Do News Media Ask Themselves the Wrong Questions?

WHAT, when, where, which, why and how. But which of these interrogative words interests you most, dear reader? And why?

WHAT, when, where, which, why and how. But which of these interrogative words interests you most, dear reader? And why?

Researching this question led me (via Wikipedia of course) to discover the 'inverted pyramid', which is 'a metaphor used... to illustrate the placing of the most important information first within a text. It is a common method for writing news stories and is widely taught to journalism students'.

(The article pays no heed to the question of who exactly decides what's 'most important'.)

The pyramid approach assumes that the readers' primary concern is for the facts, as in this recent example...

The US is on the brink of a major economic crisis after negotiations between Barack Obama and Republican Congressional leaders over the national debt dramatically broke down on Friday.

...which covers at least four of the pyramid's essential 'Five Ws' and fits a format which, I am told, 'is valued because readers can leave the story at any point and understand it, even if they don't have all the details'.

I take serious issue with the implication that understanding requires only scattered facts.
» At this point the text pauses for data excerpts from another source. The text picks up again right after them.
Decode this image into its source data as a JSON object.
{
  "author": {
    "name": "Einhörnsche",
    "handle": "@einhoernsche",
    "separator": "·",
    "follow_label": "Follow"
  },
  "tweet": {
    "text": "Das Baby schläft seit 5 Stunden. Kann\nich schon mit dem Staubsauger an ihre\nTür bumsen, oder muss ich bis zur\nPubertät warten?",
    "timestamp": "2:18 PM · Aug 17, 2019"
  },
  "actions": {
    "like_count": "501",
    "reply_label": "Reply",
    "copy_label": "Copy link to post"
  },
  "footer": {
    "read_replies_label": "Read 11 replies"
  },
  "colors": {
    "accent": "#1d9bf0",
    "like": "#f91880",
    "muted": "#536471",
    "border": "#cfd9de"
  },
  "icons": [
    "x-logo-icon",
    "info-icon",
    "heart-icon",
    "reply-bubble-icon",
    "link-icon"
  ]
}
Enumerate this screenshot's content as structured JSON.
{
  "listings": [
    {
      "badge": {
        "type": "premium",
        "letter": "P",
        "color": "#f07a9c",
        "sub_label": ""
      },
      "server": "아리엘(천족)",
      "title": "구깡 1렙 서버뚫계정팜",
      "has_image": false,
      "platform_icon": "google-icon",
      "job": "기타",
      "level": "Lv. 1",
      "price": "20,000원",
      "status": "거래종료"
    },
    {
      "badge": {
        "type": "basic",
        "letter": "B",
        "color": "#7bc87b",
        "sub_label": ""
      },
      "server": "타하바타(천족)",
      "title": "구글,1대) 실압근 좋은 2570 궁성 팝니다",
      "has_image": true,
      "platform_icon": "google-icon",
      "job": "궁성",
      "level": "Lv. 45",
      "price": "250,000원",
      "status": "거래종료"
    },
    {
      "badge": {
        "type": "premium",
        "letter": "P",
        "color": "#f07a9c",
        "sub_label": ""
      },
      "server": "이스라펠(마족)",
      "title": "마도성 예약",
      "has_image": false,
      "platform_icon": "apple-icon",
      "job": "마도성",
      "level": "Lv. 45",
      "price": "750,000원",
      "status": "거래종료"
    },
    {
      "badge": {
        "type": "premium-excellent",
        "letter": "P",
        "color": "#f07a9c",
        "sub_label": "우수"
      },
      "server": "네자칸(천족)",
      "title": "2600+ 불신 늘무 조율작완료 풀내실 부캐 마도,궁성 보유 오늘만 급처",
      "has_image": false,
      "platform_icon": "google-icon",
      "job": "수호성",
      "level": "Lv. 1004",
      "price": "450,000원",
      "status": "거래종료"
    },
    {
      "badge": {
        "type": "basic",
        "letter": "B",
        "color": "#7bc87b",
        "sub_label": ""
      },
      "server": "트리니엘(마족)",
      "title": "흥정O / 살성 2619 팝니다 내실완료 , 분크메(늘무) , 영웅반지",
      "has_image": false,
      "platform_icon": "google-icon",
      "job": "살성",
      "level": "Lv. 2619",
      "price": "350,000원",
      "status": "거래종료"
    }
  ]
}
Maybe it's my obsession with the old divergent/convergent thing, but When and Where give us just temporal and locational details, while Who, What and Which simply identify people, their actions and the results thereof. Objective facts are not the story per se, but the context. There is more to Hamlet than 'Troubled Prince's Revenge, Denmark, ages ago'.

In a Facebook post that attracted little attention, poet Michael Wilson sums this up neatly:

Someone wrote the world's good deeds on the back of a postage stamp. Someone wrote its ills on the head of a pin. All the grey areas fitted neatly on the whole of the Kent countryside.

He's right. But we live in an age of superficiality. Sound bites are to the fore, with full consideration of causes and reasons reduced to 'background'.

So, I ask: why do we accept such trivialising? and how can we stop the spread of this veneer disease?